Last Updated: Jan 22, 2026
Open workflow in n8n


Executive Summary

This is the core demand planning engine. It executes a parallel fetch operation to gather global configuration settings (Seasonality, Marketing Events) and operational data (Sales History, Live Inventory). It merges these datasets to run a custom forecasting algorithm (Holt’s Linear Trend) that projects inventory depletion and generates specific “Reorder” recommendations per SKU.

INFO

Config + Sales + Inventory n8n Google Sheets
Trigger: Every 1 day at 00:20


Data Source

Source: Google Sheets (Multiple Files)

Overview

This workflow relies on a distributed configuration model. Instead of hardcoding values in n8n, it pulls parameters from specific Google Sheets to allow business users to tune the algorithm without touching code.

Data Sources

  • Configuration Inputs (Source: Projection Algorithm Output Example...)
    • Settings Tab: Global defaults for safety stock, lead time, and growth acceleration.
    • Marketing Events Tab: Date ranges for planned promotions (used to apply lift multipliers).
    • MPN Settings Tab: SKU-specific overrides (e.g., if one SKU needs 120 days lead time instead of 90).
    • MPN Seasonality Control Tab: Month-by-month weighting per SKU.
  • Operational Inputs
    • Sales by Date & Product Family: Historical unit sales.
    • Current Inventory Levels: Live Total On Hand and Total Available counts.

Filters

  • SKU is not Shipping Revenue Shopify
    • Purpose: Exclude non-physical service items from the forecast.

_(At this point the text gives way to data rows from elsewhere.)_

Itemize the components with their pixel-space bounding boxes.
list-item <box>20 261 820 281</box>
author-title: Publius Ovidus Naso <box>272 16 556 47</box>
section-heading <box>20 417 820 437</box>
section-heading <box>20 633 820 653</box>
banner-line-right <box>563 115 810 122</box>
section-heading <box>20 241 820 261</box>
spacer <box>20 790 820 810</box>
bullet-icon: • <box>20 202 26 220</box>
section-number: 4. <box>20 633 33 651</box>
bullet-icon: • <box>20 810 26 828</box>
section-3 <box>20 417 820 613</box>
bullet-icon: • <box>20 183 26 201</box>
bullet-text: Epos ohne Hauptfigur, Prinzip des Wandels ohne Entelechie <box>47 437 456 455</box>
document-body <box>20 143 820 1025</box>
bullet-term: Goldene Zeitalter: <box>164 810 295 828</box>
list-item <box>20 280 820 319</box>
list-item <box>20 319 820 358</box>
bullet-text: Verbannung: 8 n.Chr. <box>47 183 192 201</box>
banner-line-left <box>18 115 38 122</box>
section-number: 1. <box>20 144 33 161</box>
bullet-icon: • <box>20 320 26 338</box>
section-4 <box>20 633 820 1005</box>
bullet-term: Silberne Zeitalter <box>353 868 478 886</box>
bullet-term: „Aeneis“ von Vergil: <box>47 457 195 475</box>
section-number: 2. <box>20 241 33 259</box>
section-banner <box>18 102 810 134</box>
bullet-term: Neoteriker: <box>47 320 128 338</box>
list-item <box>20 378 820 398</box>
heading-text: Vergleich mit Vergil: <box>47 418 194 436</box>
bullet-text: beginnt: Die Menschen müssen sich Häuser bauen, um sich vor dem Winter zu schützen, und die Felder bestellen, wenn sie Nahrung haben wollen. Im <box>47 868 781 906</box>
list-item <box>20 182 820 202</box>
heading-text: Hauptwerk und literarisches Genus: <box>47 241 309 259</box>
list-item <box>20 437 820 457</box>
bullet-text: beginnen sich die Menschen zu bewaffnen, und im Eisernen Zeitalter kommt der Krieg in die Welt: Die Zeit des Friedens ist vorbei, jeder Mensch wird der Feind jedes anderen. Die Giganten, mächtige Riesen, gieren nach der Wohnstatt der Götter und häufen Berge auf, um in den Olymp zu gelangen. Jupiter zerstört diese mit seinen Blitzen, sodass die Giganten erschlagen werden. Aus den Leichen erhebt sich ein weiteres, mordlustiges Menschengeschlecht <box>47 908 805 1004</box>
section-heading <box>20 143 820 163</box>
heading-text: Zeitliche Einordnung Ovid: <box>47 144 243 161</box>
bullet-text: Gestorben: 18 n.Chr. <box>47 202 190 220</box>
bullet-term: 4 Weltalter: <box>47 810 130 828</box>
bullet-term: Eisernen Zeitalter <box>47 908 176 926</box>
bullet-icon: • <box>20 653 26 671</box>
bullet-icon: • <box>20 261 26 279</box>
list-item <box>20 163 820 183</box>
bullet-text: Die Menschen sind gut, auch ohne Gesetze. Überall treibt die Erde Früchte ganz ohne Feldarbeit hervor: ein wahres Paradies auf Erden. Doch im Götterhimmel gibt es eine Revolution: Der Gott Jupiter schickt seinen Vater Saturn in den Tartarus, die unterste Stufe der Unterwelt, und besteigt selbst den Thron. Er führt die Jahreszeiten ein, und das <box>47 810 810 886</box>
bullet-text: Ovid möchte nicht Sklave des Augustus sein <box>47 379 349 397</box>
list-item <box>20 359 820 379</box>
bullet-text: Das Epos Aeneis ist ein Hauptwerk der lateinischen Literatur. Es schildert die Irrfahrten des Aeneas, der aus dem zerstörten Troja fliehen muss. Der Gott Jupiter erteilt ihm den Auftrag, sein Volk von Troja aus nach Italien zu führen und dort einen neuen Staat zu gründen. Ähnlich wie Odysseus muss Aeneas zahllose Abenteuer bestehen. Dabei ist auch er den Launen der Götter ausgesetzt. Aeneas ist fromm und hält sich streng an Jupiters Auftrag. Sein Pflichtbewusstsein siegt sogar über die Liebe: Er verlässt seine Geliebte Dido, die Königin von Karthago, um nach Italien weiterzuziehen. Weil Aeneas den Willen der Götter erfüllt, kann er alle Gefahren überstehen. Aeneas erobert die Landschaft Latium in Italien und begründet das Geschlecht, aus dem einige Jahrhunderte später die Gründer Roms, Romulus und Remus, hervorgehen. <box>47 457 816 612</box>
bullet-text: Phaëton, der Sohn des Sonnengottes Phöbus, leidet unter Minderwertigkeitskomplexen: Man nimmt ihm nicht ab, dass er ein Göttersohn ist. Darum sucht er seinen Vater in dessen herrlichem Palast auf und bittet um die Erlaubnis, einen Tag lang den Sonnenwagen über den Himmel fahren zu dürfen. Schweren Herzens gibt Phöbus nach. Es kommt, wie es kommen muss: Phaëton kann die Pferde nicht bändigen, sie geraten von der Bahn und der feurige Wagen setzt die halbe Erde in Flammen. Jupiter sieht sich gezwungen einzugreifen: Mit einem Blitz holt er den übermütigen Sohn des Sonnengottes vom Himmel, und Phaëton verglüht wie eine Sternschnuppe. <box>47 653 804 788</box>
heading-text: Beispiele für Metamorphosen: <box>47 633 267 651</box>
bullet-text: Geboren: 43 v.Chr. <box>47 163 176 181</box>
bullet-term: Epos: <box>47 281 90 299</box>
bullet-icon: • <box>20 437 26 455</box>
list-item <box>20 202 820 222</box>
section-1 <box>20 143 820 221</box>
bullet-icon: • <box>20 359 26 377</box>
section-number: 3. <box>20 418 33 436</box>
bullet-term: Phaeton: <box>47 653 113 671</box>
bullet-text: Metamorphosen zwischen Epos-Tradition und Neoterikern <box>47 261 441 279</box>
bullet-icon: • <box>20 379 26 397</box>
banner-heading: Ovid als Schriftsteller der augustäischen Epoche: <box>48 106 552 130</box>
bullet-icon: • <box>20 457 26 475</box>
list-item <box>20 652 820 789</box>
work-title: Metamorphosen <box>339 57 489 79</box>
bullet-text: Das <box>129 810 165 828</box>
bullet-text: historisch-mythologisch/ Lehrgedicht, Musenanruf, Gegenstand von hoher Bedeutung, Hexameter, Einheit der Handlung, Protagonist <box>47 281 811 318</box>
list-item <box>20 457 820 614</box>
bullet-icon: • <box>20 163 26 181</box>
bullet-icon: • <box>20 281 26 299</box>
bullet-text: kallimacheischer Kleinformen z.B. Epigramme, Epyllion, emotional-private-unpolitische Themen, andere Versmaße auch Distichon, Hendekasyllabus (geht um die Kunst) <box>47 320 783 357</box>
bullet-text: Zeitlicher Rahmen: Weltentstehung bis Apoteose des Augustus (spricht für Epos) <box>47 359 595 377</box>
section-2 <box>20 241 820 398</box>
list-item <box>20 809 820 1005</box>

Data Manipulation (n8n Workflow)

Logic Flow

The workflow executes in two parallel branches to optimize performance before merging for the final calculation.

  1. Configuration Branch (Top):
    • Fetches the “Defaults” first.
    • Iteratively fetches and maps Marketing Events, SKU Settings, and Seasonality profiles.
    • Result: A master configuration object passed to the code node.
  2. Operational Branch (Bottom):
    • Fetches Sales History and Live Inventory simultaneously.
    • Merge: Joins Inventory data onto the Sales data using SKU as the key.
  3. Calculation (The “Run Forecast Algorithm” Node):
    • The code iterates through every SKU and applies the forecasting logic described below.
  4. Loading:
    • The results are appended/updated in the Testing Live Algorithm spreadsheet.

The Forecast Algorithm

The logic inside the code node applies a sophisticated “Gap Analysis” using the following mathematical models:

  • Holt’s Linear Smoothing:
    • Used to “de-seasonalize” historical data and find the true trend.
    • Alpha (Level): 0.2 | Beta (Trend): 0.05 | Phi (Damping): 0.9
  • Safety Clamps:
    • Prevents the algorithm from hallucinating wild growth.
    • Max Weekly Growth: Capped at 5%.
    • Min Weekly Growth: Floor at -10%.
  • Gap Analysis Loop:
    • It projects daily inventory levels for the next Lead Time + Coverage Days.
    • It subtracts daily demand (adjusted for Seasonality and Marketing Events).
    • If projected inventory hits 0, it calculates the “Gap” needed to fulfill the remaining days.

Data Destination

Destination: Google Sheets

Overview

The results are written to the Testing Live Algorithm spreadsheet.

Output Columns

  • Status: OK or REORDER (Triggered if Current Weeks of Supply < Lead Time).
  • Stock Level Target: The calculated quantity needed to meet the coverage target.
  • Weekly RoS Acceleration: The detected trend direction (positive = growing demand).
  • Telemetry: Internal metrics (RoS, Monthly Velocity) used for debugging.